Short takes

Jasmine D'Costa

I have finished reading Mayank Bhatt's new book, "Belief." The author brings to life and personalises the oft-heard news of young men being lured to take to violence on the perceived and sometimes real persecution of communities of faith.

We follow Rafiq and his family in the trauma and the final promise of redemption from an altered belief. Sometimes related (remembering the author used to be a journalist) and sometimes playing out their lives, I must congratulate him for keeping me on till the end.

It is not just a book for one community to read but for all. Rafiq's father blames Canada for how his son was fashioned and that in itself must interest most Canadians to get into their heads and understand how our most careless and minor actions go a long way in the lives of new immigrants (and not so new).

Mawenzi House has done a great job in publishing and promoting Mayank who has just joined the band of Canadian authors. 

Lisa de Nikolits

A sensitive, eloquent and timely novel. Beautifully written, Belief brings moving insights not only into the lonely immigrant experience, but, in particular, examines in detail the religious and racial tensions that Muslims suffer today The book also explores familial relationships that carry the unwieldy weight of traditions and legacies from former homelands, as well as the scars from battles, fought there. Marriage, ageing, love, complicated sibling tangles - all these are magnified and brought into focus under the microscope of Mayank Bhatt's thoughtful observations. 

Jaclyn Qua-Hiansen (Literary Treats)

Belief is a slim volume, but a dense story, and one not often told in CanLit. The ending doesn’t provide quite as much closure as I would have liked, but I do like that it takes a realistic view of the situation Rafiq’s in. It’s not an easy read, but it’s a thoughtful one, and a welcome addition to Mississauga Can Lit.

Hema Rajsekhar

I just finished reading 'Belief'. What I liked most about the book is that it is completely engaging and makes the reader want to know what's going to happen to Rafiq.

The story is credible and one can empathise with the events that happen. I think this is primarily because of the way you have worked to create the characters in the book. Rafiq, Rukhsana, the father, the sister, even the son-in-law - you have done a great job of building these characters.

What happened to Rafiq could have happened to any youngster.

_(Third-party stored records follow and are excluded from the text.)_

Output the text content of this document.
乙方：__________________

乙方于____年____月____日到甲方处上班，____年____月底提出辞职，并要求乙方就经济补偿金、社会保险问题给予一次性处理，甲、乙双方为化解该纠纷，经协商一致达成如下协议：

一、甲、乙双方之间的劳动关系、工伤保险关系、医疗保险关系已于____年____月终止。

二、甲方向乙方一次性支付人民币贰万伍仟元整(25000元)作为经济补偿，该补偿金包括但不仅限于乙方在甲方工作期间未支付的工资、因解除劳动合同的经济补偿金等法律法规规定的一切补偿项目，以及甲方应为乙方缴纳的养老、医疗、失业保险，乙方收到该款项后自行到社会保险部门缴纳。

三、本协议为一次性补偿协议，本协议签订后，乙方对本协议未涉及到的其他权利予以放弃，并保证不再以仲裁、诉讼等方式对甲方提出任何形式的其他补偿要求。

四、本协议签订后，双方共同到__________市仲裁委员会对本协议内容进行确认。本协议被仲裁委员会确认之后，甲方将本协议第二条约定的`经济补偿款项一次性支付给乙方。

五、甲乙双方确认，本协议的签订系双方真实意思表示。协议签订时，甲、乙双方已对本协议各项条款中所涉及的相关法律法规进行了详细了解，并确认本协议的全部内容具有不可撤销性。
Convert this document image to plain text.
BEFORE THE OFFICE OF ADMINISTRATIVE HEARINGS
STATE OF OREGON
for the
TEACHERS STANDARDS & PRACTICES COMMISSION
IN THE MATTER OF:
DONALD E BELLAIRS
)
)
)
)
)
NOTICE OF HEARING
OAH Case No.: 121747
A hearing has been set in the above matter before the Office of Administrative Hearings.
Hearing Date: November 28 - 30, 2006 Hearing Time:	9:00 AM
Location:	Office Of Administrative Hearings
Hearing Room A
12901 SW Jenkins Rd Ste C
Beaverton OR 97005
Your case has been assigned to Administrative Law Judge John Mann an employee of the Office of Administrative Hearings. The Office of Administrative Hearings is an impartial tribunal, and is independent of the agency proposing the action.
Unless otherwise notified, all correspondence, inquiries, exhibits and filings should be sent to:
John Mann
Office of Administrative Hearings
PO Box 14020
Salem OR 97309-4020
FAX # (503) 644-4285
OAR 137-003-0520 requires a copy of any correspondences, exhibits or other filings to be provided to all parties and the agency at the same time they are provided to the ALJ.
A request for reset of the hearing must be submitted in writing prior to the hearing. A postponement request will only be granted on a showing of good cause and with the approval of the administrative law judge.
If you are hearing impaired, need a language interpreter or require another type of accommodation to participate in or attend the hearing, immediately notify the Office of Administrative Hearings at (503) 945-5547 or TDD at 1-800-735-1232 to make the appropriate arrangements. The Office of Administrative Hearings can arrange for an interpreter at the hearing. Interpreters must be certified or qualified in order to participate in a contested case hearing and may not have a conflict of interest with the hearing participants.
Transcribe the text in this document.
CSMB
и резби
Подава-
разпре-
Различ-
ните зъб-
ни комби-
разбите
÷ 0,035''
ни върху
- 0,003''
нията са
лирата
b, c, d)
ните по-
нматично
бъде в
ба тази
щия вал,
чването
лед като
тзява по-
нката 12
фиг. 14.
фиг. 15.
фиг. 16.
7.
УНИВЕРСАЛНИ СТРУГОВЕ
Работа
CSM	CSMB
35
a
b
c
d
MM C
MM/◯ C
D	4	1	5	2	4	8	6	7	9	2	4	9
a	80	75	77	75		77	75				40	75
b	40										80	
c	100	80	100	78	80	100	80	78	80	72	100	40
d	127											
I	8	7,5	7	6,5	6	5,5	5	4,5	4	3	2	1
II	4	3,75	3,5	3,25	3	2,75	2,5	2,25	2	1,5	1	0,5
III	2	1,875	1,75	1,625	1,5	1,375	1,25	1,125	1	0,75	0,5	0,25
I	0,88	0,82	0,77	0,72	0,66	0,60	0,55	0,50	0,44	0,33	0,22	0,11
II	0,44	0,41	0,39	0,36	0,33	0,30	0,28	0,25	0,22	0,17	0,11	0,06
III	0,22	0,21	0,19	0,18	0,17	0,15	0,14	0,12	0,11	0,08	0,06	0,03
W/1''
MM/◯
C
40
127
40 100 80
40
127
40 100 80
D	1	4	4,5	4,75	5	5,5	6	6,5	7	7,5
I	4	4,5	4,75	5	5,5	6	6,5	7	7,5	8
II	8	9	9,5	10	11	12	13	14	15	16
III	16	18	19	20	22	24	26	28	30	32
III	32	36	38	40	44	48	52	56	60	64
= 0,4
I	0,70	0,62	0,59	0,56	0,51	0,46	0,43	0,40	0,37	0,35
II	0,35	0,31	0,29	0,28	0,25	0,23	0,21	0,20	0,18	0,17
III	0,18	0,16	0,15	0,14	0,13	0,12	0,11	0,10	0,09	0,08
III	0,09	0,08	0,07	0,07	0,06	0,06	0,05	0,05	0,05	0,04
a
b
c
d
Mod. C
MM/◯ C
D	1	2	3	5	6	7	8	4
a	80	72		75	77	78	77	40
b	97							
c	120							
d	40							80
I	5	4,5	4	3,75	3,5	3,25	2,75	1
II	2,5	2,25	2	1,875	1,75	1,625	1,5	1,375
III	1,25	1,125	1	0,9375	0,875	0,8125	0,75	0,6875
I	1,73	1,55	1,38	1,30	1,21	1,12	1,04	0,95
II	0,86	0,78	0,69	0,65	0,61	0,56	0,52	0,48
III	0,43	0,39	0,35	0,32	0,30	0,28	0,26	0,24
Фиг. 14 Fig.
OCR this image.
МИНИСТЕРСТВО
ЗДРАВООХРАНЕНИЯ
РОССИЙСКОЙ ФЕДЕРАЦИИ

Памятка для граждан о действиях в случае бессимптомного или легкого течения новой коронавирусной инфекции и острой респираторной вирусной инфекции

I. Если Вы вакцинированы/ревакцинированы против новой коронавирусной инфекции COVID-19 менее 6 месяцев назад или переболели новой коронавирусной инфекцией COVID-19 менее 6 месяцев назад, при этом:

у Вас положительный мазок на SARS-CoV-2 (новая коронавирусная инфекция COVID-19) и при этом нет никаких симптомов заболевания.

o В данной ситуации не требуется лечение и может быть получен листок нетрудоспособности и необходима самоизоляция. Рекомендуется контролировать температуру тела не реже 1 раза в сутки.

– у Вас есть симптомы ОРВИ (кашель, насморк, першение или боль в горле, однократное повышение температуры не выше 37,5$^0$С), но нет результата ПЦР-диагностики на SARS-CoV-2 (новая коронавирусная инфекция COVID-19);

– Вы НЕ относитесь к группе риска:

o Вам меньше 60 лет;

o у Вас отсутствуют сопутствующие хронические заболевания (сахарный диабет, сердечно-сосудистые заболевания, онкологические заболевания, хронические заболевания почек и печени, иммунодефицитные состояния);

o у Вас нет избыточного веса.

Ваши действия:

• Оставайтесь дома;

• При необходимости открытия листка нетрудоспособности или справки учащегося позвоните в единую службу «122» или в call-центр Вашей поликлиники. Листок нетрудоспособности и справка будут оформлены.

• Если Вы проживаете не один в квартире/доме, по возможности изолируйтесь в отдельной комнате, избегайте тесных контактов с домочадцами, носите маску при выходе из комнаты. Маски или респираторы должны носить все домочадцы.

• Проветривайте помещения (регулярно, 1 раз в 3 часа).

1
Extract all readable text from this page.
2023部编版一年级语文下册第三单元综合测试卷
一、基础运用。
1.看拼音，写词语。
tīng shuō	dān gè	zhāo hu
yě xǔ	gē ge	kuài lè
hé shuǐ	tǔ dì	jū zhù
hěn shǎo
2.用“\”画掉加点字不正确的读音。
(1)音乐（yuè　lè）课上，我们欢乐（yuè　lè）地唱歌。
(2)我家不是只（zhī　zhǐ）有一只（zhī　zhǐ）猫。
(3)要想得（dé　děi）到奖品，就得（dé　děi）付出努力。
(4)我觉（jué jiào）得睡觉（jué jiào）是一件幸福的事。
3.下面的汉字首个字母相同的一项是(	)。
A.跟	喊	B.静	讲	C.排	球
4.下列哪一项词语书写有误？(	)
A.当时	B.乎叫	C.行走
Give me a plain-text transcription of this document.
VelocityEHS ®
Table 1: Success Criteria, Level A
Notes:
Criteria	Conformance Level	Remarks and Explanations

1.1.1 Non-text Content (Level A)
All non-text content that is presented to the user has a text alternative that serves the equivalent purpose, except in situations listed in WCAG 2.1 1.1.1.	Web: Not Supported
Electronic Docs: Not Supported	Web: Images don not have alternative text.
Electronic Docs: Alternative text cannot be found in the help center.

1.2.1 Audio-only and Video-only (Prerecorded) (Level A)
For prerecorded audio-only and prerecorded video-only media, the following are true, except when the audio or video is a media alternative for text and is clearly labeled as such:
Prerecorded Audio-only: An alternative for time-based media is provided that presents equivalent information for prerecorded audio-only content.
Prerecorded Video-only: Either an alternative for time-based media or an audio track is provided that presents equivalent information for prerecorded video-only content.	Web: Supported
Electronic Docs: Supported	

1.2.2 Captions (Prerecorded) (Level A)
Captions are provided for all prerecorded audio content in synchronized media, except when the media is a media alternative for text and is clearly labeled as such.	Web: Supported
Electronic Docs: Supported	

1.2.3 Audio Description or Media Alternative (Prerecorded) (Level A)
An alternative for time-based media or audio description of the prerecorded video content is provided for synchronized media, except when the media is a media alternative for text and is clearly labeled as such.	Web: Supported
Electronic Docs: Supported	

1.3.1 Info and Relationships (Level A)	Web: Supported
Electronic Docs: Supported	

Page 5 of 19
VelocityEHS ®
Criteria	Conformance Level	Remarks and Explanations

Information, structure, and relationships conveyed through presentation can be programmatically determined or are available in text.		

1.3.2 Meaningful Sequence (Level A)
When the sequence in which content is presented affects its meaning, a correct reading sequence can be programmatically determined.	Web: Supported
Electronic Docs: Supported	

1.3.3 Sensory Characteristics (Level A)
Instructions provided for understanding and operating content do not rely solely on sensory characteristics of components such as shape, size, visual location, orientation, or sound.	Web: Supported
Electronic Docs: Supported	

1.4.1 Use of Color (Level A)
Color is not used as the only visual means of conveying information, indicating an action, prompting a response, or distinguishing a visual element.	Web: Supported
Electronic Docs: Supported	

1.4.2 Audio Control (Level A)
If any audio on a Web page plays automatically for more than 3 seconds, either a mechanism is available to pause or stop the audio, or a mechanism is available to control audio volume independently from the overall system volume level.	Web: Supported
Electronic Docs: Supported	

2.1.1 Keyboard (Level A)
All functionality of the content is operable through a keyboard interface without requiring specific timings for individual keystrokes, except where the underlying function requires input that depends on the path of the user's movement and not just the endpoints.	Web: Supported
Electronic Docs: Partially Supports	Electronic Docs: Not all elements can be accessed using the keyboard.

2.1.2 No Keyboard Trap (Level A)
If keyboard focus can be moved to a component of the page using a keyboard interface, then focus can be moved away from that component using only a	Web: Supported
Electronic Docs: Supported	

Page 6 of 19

Good descriptions, great story-telling.

I have only one crib. I would have liked the story to be a bit more dramatic and I would have liked some more insight into the complexity of human thought and behaviour.

Howard Simmons

The impetus  of the story is a young man’s  involvement in  a terrorist  plot. However, the story is much more. How does a close knit immigrant  family cope when the son is arrested is a large part of the story. A  great and informative  read.